= Khardi =

Hill Station

Khardi is a town in the Thane district, of Maharashtra. It is also a station on the Mumbai Suburban Railway system on the Central line route between Kalyan and Kasara.

It is 1000 ft. above sea - level and is a tourist destination for people from Mumbai. Khardi offers multistory flat projects like Thapar Nagar, Our Town, Highland Park, and Ajmera group.

Khardi is located on National Highway No.3 one of the 4-lane highways which connect India's states.

Khardi is part of Taluka: Shahapur, (District: Thane) which is surrounded by the Sahyadris, and places like Mahuli and Aaja are common spots for trekking. The Maharashtra Government has declared Shahapur a center for tourism. Shahapur had an average literacy rate of 87%, higher than the national average of 59.5%.

District Shahapur supplies the drinking water to Mumbai for which the Government of Maharashtra has declared this town to be a "No Chemical Zone"; no one can start a chemical industry here. Dwellers from Mumbai and surrounding towns have made Khardi their second home while few have migrated to Khardi.

Khardi is accessible by rail or road and is surrounded by three lakes (Bhatsa, Tansa, and Vaitarna), which are a major source of drinking water for Mumbai And Thane city.

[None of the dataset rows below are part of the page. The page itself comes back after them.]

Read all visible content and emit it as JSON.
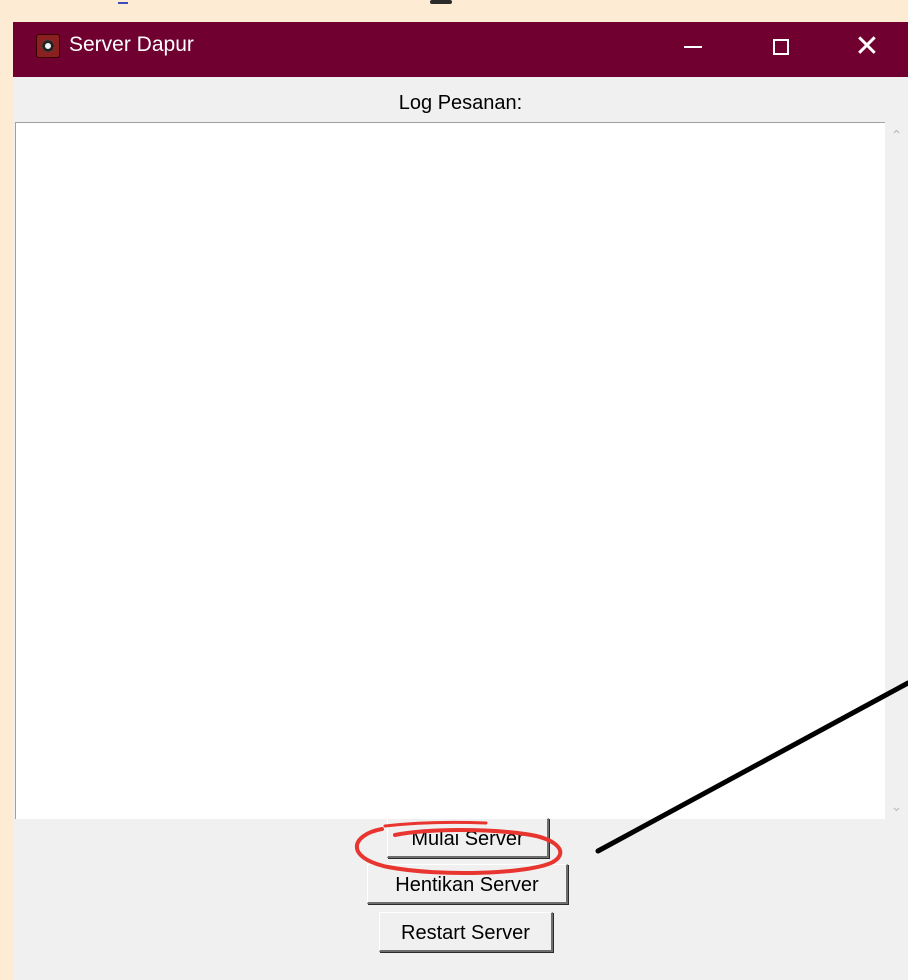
{
  "window": {
    "title": "Server Dapur",
    "title_bar_color": "#6f0030",
    "icons": {
      "app": "app-icon",
      "minimize": "minimize-icon",
      "maximize": "maximize-icon",
      "close": "close-icon"
    },
    "glyphs": {
      "close": "✕"
    }
  },
  "log": {
    "label": "Log Pesanan:",
    "content": ""
  },
  "buttons": {
    "start_label": "Mulai Server",
    "stop_label": "Hentikan Server",
    "restart_label": "Restart Server"
  },
  "annotation": {
    "highlight_color": "#e8352f",
    "arrow_color": "#000000"
  }
}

About 100 km away from Mumbai (Colaba to Khardi approx. distance), Khardi offers refuge particularly in the post-monsoon months up to the onset of summer (May–June). Three large water fresh bodies surrounding Khardi help keep temperatures down. (Approx. Distance from Thane City is about 60 km)

Dahigaon is a village, near Khardi, on the Khardi to Vaitarana road, which is known for lotus flowers and a lake with two temples of Gavdevi and Lord Shiva on its bank. This village is also the location for the Tansa reserved forest.

==Transport==
To reach Khardi, travelers take a Maharashtra State Transport bus bound for Kasara or Nashik. If commuting by local train alight at Khardi Railway Station which is one stop before Kasara on Mumbai(CST) to Kasara Route of Mumbai Suburban Railway popularly called Local Trains. It is possible to reach Khardi by road from Mumbai/Thane, driving through National Highway No.3 (NH3).